In her response, Commerce Minister Nirmala Sitharaman has said the government feels “motivated” to work towards meeting the prime minister’s realistic target and that the World Bank did not consider a few critical reforms steps that have been undertaken after the June 1 deadline set by the Doing Business report. And the World Bank has assured the government that ongoing initiatives – the bankruptcy law, transparency through auction of natural resources, online processes in tax compliance, the potential of the goods and services tax – will be considered in the future.

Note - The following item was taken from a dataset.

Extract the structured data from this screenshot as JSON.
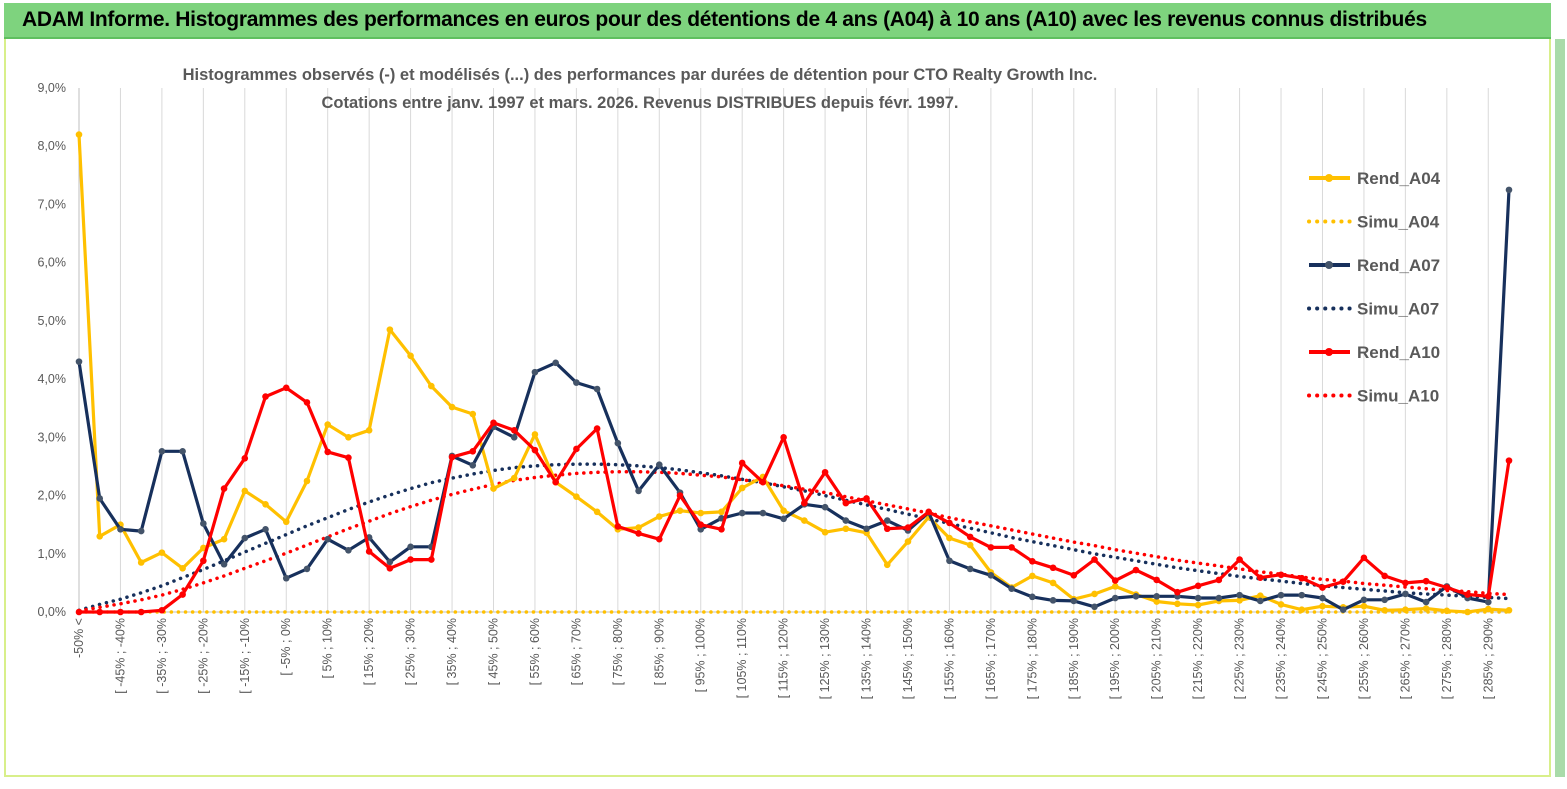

There is some merit in this line of thinking, but it still does not explain why it is still easier to start a business in Swaziland, Botswana, Gabon, Malawi and Cameron. Or, why with a ranking of 172, India trails Congo, Papua New Guinea and Benin in enforcement of contracts. South Sudan, which became a country in 2011, ranks 73 — roughly 100 spots above India. In paying taxes and trading across borders, India ranks 172 and 143, respectively. 

What is happening in the states is not a pretty picture either. In September last year, the government had unveiled a report, titled “Assessment of State Implementation of Business Reforms”, which was the first ever ranking of Indian states based on levels of compliance to the 98-point action plan under the “Make in India” initiative started in 2014. The results were disappointing: Between January and June 2015, the period under consideration, not a single state had achieved even 75 per cent implementation. Worse still, 25 out of the 32 states and Union Territories failed to even accomplish 50 per cent of the regulatory set-up required. The worst performers included some of the biggest and most populous states, such as Uttar Pradesh, Bihar and Maharashtra, further underscoring the demographic challenge. In “getting electricity”, for example, where India has improved the most, the fact is that this is based on data only for Delhi. If the entire country was considered, the top 50 target set by the prime minister would have looked even more remote.

By 2020, India will have 900 million people in the working age group, with an average age of 29 years. It is abundantly clear that employment for such large numbers can only be generated if private entrepreneurs are convinced it is worth doing business in India. Instead of desperately hoping for an unexpected bounty in next year’s World Bank report, Indian officials would do well to give up their ticking-the-box approach and get real.